In response to my farm team blog post, Ali Asaria (CEO, well.ca) sent me an email to discuss the comings and going of his baby, well.ca. With his permission, I’ve lifted a chunk of that email which I believe every start-up entrepreneur should probably tape above their bathroom sink so it is seen every morning:
“The lack of access to capital has forced us to build an extremely lean and efficient operation. It is insanely stressful -- we have to synchronize our paying distributors and paying payroll and I literally look at the bank account every single day. But this constraint has also forced us to scrap R&D early if it doesn't seem like it will bring revenue, it has forced us to make the most accurate financial reporting possible (because every percentage point counts), and it has honed within the entire team a culture of "do more with less". That's why becoming profitable was so important to us as a team. Lack of capital made us a better company -- it created features of our company that are now key assets. I think we would still have been a good company if we had access to lots of money -- but I think that's what good CEO's do -- they turn all situations into opportunities.”

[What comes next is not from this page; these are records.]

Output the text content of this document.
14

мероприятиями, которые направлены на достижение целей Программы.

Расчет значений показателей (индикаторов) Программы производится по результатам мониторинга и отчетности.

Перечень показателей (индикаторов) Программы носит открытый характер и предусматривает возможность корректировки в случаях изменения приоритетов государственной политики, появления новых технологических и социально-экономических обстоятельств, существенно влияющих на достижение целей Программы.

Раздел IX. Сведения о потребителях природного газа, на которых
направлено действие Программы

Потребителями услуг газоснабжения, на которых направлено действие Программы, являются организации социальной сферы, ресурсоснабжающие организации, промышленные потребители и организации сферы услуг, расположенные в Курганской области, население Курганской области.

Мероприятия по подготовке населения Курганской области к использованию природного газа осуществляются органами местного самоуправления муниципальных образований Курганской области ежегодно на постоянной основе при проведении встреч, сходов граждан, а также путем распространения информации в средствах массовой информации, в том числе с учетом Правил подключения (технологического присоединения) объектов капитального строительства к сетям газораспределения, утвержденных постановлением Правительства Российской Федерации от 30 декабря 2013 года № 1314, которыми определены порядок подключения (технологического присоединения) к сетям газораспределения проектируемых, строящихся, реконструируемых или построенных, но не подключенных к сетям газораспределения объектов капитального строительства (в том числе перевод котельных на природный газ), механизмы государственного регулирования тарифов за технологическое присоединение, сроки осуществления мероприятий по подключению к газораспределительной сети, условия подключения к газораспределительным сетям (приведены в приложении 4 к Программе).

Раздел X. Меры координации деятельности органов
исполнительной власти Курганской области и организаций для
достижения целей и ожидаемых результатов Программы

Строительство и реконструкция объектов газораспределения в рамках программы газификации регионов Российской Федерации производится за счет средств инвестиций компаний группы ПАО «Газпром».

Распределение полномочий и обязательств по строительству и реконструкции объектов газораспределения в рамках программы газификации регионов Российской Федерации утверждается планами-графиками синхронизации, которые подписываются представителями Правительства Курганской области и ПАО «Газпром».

Amen. Here’s to one of Canada’s shining stars.







Here here on Ali's comments! We understand that completely at HomeStars. I assume Ali, like us, has probably ended up with minimal SRED tax credits because the focus is on growing the business - sales and marketing comes first. We watch the bottom line as close as one can, and watch every penny - making sure we optimize every sales dollar and every marketing dollar.
That's what makes a good entrepreneur.
Posted by: Brian Sharwood | April 08, 2009 at 16:49
Great comment by Ali that is very true. Entrepreneurs often forget the idea that "it takes pressure to create diamonds", not unlimited resources & room to grow.

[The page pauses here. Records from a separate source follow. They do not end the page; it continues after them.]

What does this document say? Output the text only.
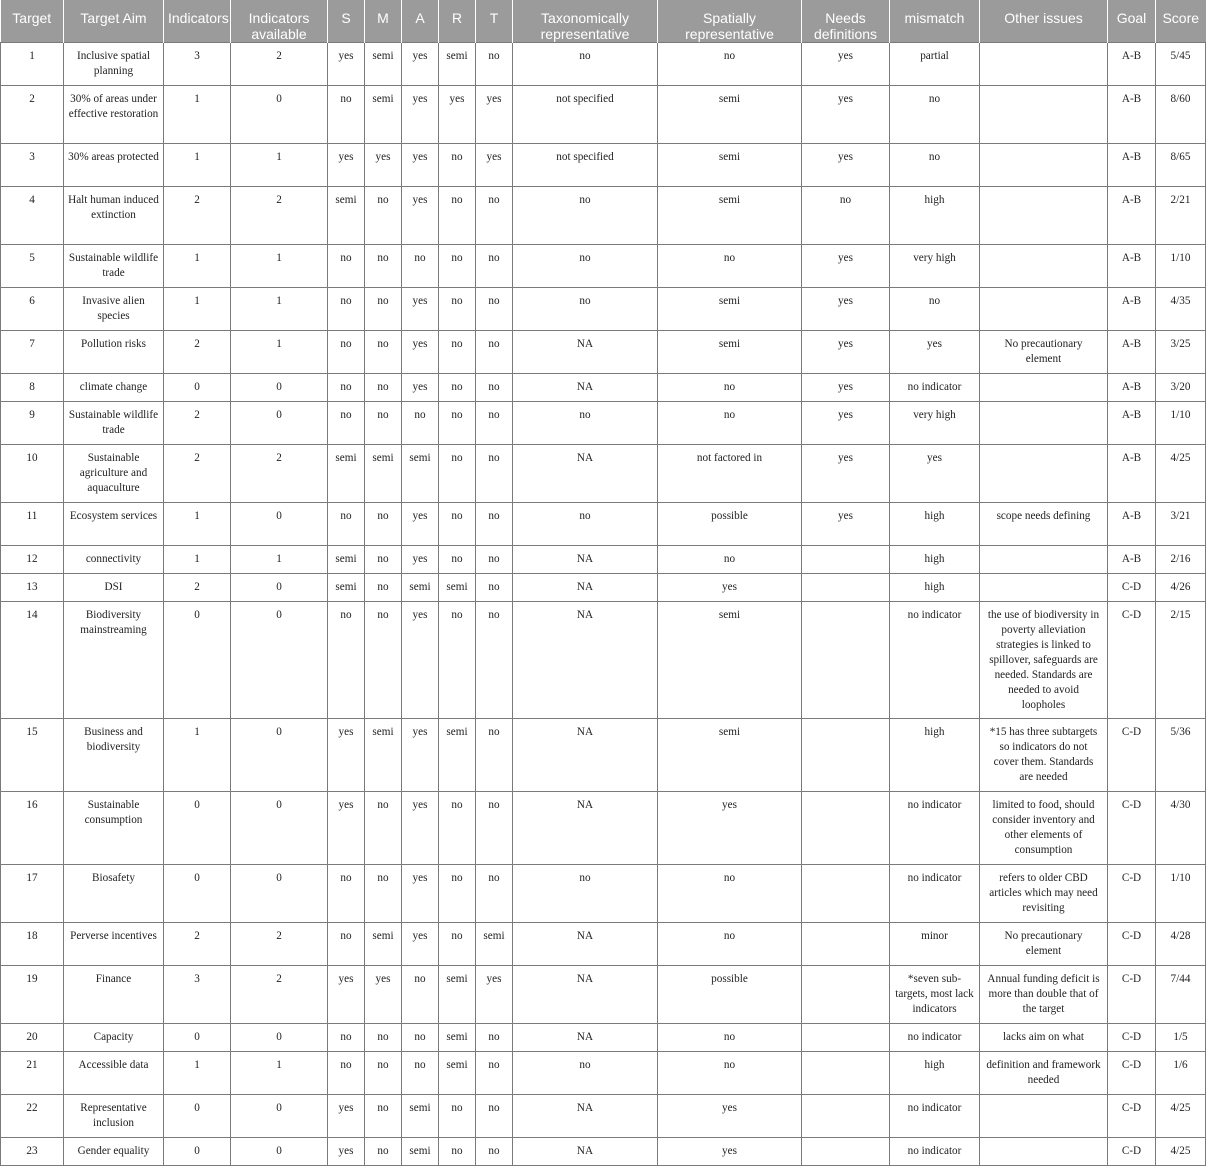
Target	Target Aim	Indicators	Indicators available	S	M	A	R	T	Taxonomically representative	Spatially representative	Needs definitions	mismatch	Other issues	Goal	Score
1	Inclusive spatial planning	3	2	yes	semi	yes	semi	no	no	no	yes	partial		A-B	5/45
2	30% of areas under effective restoration	1	0	no	semi	yes	yes	yes	not specified	semi	yes	no		A-B	8/60
3	30% areas protected	1	1	yes	yes	yes	no	yes	not specified	semi	yes	no		A-B	8/65
4	Halt human induced extinction	2	2	semi	no	yes	no	no	no	semi	no	high		A-B	2/21
5	Sustainable wildlife trade	1	1	no	no	no	no	no	no	no	yes	very high		A-B	1/10
6	Invasive alien species	1	1	no	no	yes	no	no	no	semi	yes	no		A-B	4/35
7	Pollution risks	2	1	no	no	yes	no	no	NA	semi	yes	yes	No precautionary element	A-B	3/25
8	climate change	0	0	no	no	yes	no	no	NA	no	yes	no indicator		A-B	3/20
9	Sustainable wildlife trade	2	0	no	no	no	no	no	no	no	yes	very high		A-B	1/10
10	Sustainable agriculture and aquaculture	2	2	semi	semi	semi	no	no	NA	not factored in	yes	yes		A-B	4/25
11	Ecosystem services	1	0	no	no	yes	no	no	no	possible	yes	high	scope needs defining	A-B	3/21
12	connectivity	1	1	semi	no	yes	no	no	NA	no		high		A-B	2/16
13	DSI	2	0	semi	no	semi	semi	no	NA	yes		high		C-D	4/26
14	Biodiversity mainstreaming	0	0	no	no	yes	no	no	NA	semi		no indicator	the use of biodiversity in poverty alleviation strategies is linked to spillover, safeguards are needed. Standards are needed to avoid loopholes	C-D	2/15
15	Business and biodiversity	1	0	yes	semi	yes	semi	no	NA	semi		high	*15 has three subtargets so indicators do not cover them. Standards are needed	C-D	5/36
16	Sustainable consumption	0	0	yes	no	yes	no	no	NA	yes		no indicator	limited to food, should consider inventory and other elements of consumption	C-D	4/30
17	Biosafety	0	0	no	no	yes	no	no	no	no		no indicator	refers to older CBD articles which may need revisiting	C-D	1/10
18	Perverse incentives	2	2	no	semi	yes	no	semi	NA	no		minor	No precautionary element	C-D	4/28
19	Finance	3	2	yes	yes	no	semi	yes	NA	possible		*seven sub-targets, most lack indicators	Annual funding deficit is more than double that of the target	C-D	7/44
20	Capacity	0	0	no	no	no	semi	no	NA	no		no indicator	lacks aim on what	C-D	1/5
21	Accessible data	1	1	no	no	no	semi	no	no	no		high	definition and framework needed	C-D	1/6
22	Representative inclusion	0	0	yes	no	semi	no	no	NA	yes		no indicator		C-D	4/25
23	Gender equality	0	0	yes	no	semi	no	no	NA	yes		no indicator		C-D	4/25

One of the biggest lessons we learned at Zero-Knowledge was the high cost of having access to large amounts of capital at very low cost. We raised $47 million USD at valuations that were record breaking, but not sustainable by the business. This shifted our decision making to a 'get big quick' mentality that had us expanding in too many directions before we had established a strong core business.
It was only once we reduced our headcount by 200 people (very painfully) and were forced to focus on core business with many constraints on what we could do that we found the strategy that would shape Radialpoint (successor to ZKS). Radialpoint today continues to be Canada's fastest growing software company, very profitable and a market leader specifically because of the dot.com crash.
I'm excited to see a new generation of entrepreneurs learning these lessons early in their companies history. The great companies of Canada's tomorrow are being built today and the economic downturn is their best friend.